Parmi ceux-ci il faut souligner un point clé : l’une des idées fausses les plus répandues autour de l’IA est que machine learning et IA sont synonymes, et les autres options nombreuses ne sont malheureusement que peu explorées. Or, pour que le machine learning soit efficace il est nécessaire de disposer de volumes de données conséquents. Sont-ils à notre portée ? Est-on capable de traiter ces ensembles gigantesques de data ? Quel est l’impact environnemental lié à leur traitement et à leur stockage ? Des questions qu’il convient d’aborder pour dresser un des axes futurs de la recherche et développement en intelligence artificielle.
Il y a près de 4 siècles, le philosophe français René Descartes commençait son œuvre majeure à travers une mise en situation de nos connaissances. L’objectif du penseur est simple, démontrer que ce que l’on perçoit n’est pas nécessairement réel et qu’il convient donc de se méfier de nos perceptions. C’est le fameux exemple du bateau plongé dans un verre d’eau. Observé dans ces conditions, le bâton semble courbe alors qu’il ne l’est pas. En intelligence artificielle nous subissons le même bief cognitif. Le succès du machine learning et sa percée fulgurante dans notre quotidien nous donne à penser que cette technologie est le futur de l’intelligence artificielle. Dans les faits, les résultats sont plus mitigés.
En juillet 2020, le cabinet Deloitte publiait la troisième édition de son étude sur l’intelligence artificielle. Selon celle-ci, près de 67% des entreprises utiliseraient des solutions intégrant des technologies liées à l’IA. Gain de productivité, simplification des process métiers et opérationnels, les bénéfices du machine learning sont indéniables pour ces professionnels. Par contre, les résultats sont beaucoup moins probants dès que cette technologie traite des fonctions plus complexes engageant un lien avec une compréhension du langage naturel. La raison de cette déperdition technologique est simple : le langage ne peut être traité de manière approximative. Le principe de fonctionnement du machine learning est avant tout statistique. Or le langage ne se comprend pas de manière statistique. Le sens est produit à partir de la connaissance.
Le projet Google Talk to Books de Ray Kurzweil est un très bon exemple de cette difficulté. Celui-ci a été conçu pour "répondre à n’importe quelle question en lisant des milliers de livres. Cependant, ce modèle basé sur le machine learning ne pouvait pas toujours générer la bonne réponse à des questions simples telles que "Où Harry Potter a-t-il rencontré Hermione Granger ?. Cette information n’est pas explicitement énoncée dans un livre et ne peut pas être déduite par manque de connaissances. La question des graphes de connaissance, qui modélisent la connaissance de manière à ce qu’elle soit comprise par la machine, est au cœur de cet enjeu. Pour qu’une intelligence artificielle puisse produire du sens, il est nécessaire de disposer d’ensembles de données structurées de manière adéquate et de taille conséquente.

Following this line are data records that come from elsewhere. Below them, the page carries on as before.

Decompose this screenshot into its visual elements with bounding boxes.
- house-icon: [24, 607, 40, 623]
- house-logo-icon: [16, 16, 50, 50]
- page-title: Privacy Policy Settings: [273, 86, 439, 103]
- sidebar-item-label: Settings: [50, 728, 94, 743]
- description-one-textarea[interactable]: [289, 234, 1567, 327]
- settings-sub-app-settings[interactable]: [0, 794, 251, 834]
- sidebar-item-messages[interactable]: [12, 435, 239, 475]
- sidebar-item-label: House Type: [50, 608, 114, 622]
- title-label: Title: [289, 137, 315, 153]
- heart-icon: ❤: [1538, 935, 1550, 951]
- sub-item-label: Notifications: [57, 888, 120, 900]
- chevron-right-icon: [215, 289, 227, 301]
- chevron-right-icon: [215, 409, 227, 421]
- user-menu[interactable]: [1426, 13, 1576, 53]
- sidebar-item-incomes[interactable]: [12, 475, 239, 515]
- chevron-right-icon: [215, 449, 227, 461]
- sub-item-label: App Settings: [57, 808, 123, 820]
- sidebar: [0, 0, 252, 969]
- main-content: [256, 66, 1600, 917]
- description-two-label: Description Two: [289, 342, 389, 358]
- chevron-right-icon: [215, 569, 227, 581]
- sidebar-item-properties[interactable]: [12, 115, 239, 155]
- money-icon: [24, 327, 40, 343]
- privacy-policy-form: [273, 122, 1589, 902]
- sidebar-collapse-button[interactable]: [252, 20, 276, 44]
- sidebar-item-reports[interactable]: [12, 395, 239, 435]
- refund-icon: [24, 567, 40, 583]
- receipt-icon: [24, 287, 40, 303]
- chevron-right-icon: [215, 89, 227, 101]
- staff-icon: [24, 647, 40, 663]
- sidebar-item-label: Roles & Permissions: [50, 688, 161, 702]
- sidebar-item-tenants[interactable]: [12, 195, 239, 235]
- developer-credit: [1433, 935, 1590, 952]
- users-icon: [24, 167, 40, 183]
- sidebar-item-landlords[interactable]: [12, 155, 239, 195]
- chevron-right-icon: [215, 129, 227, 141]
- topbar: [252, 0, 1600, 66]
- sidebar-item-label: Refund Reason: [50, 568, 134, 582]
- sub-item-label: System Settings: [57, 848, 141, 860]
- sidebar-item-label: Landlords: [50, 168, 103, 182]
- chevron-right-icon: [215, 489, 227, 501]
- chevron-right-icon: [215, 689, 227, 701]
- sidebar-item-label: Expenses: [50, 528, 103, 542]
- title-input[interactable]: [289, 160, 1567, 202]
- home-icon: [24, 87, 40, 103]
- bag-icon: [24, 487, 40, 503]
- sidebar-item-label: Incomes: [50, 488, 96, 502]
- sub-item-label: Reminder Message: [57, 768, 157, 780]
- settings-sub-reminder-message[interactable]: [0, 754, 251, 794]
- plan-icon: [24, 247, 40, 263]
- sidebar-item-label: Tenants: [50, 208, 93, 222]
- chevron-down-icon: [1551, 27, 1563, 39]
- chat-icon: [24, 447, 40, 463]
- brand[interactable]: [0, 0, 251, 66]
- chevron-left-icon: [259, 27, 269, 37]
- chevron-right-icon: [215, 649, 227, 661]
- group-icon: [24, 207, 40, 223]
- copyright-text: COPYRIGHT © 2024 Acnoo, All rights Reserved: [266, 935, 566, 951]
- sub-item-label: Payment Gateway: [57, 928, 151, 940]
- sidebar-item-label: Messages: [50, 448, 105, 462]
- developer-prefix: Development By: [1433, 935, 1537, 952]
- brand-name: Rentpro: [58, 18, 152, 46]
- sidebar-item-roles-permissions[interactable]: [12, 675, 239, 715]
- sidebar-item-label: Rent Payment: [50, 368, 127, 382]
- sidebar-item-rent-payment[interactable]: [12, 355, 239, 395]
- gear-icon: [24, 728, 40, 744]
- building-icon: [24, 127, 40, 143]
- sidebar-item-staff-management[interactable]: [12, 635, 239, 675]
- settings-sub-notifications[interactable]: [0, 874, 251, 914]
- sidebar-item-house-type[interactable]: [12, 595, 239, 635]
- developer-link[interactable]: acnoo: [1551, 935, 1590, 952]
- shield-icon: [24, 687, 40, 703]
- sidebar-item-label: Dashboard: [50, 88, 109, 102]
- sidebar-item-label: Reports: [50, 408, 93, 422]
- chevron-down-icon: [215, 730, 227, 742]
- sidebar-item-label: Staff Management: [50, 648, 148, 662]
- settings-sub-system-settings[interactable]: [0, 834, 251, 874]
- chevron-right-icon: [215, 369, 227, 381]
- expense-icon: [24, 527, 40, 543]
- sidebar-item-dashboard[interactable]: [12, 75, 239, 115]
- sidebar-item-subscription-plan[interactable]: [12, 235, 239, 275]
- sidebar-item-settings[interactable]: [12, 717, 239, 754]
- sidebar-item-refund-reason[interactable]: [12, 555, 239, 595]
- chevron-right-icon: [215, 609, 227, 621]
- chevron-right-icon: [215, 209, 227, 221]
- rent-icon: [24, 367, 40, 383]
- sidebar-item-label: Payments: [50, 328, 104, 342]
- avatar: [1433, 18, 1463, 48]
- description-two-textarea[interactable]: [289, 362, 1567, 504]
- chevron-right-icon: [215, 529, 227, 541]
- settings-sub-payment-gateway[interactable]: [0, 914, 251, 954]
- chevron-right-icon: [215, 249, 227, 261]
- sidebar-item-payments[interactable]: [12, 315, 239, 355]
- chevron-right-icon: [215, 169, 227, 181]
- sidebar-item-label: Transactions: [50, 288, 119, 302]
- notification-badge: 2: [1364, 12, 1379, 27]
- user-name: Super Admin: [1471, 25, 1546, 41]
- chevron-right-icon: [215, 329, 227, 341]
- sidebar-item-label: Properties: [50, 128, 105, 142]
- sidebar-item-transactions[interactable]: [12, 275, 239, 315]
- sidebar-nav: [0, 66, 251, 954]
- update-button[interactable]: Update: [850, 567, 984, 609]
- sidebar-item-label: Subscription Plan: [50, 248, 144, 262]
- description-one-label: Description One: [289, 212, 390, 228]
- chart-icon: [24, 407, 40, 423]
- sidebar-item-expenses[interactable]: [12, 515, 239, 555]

Les données alimentent tous les modèles d’intelligence artificielle. Les entreprises sous-estiment souvent le volume de données et le temps nécessaires pour démarrer un modèle de machine learning efficace. Pour de nombreuses organisations, ce besoin en volume important de données met le plus souvent un terme aux projets d’IA avant même qu’ils ne démarrent. En fait, 96% des organisations rencontrent des problèmes avec leurs projets de machine learning en raison de la rareté,de la qualité et de l’étiquetage des données. Dans le monde de l’entreprise, la pénurie de données est plus fréquente qu’on ne le croit. Il est donc important pour ces organisations de développer des modèles moins gourmands en données.
Le coût et l’empreinte carbone nécessaires aux organisations pour former et maintenir des modèles de machine learning liés à des enjeux linguistiques sont immenses. En effet, ils ne sont viables que pour les organisations les plus riches. Selon les recherches d’Emma Strubell, pour former un modèle de langage efficace qui utiliserait près de 213 millions de paramètres basés sur un modèle d’architecture neuronal, le coût de son déploiement serait d’environ 1 à 3 millions de dollars. Son utilisation générerait l’équivalent de 284 tonnes de dioxyde de carbone soit la production carbone de cinq voitures sur toute leur durée de vie.
Les entreprises sont dès lors confrontées à des exigences difficilement soutenables en termes de données. Au-delà du coût et de l’empreinte carbone, un modèle d’intelligence artificielle linguistique nécessite également d’entraîner l’IA de manière adéquate. Un autre problème est que les systèmes d’apprentissage déployés doivent disposer d’une maturité suffisante pour offrir un rendu acceptable pour leurs utilisateurs. Ces enjeux ne doivent pas être perçus comme des impasses, bien au contraire, mais plutôt comme une incitation à explorer des technologies d’IA différentes, complémentaires du machine learning, capables de résoudre ces défis et de proposer à court et moyen terme des solutions qui permettent de démocratiser l’IA.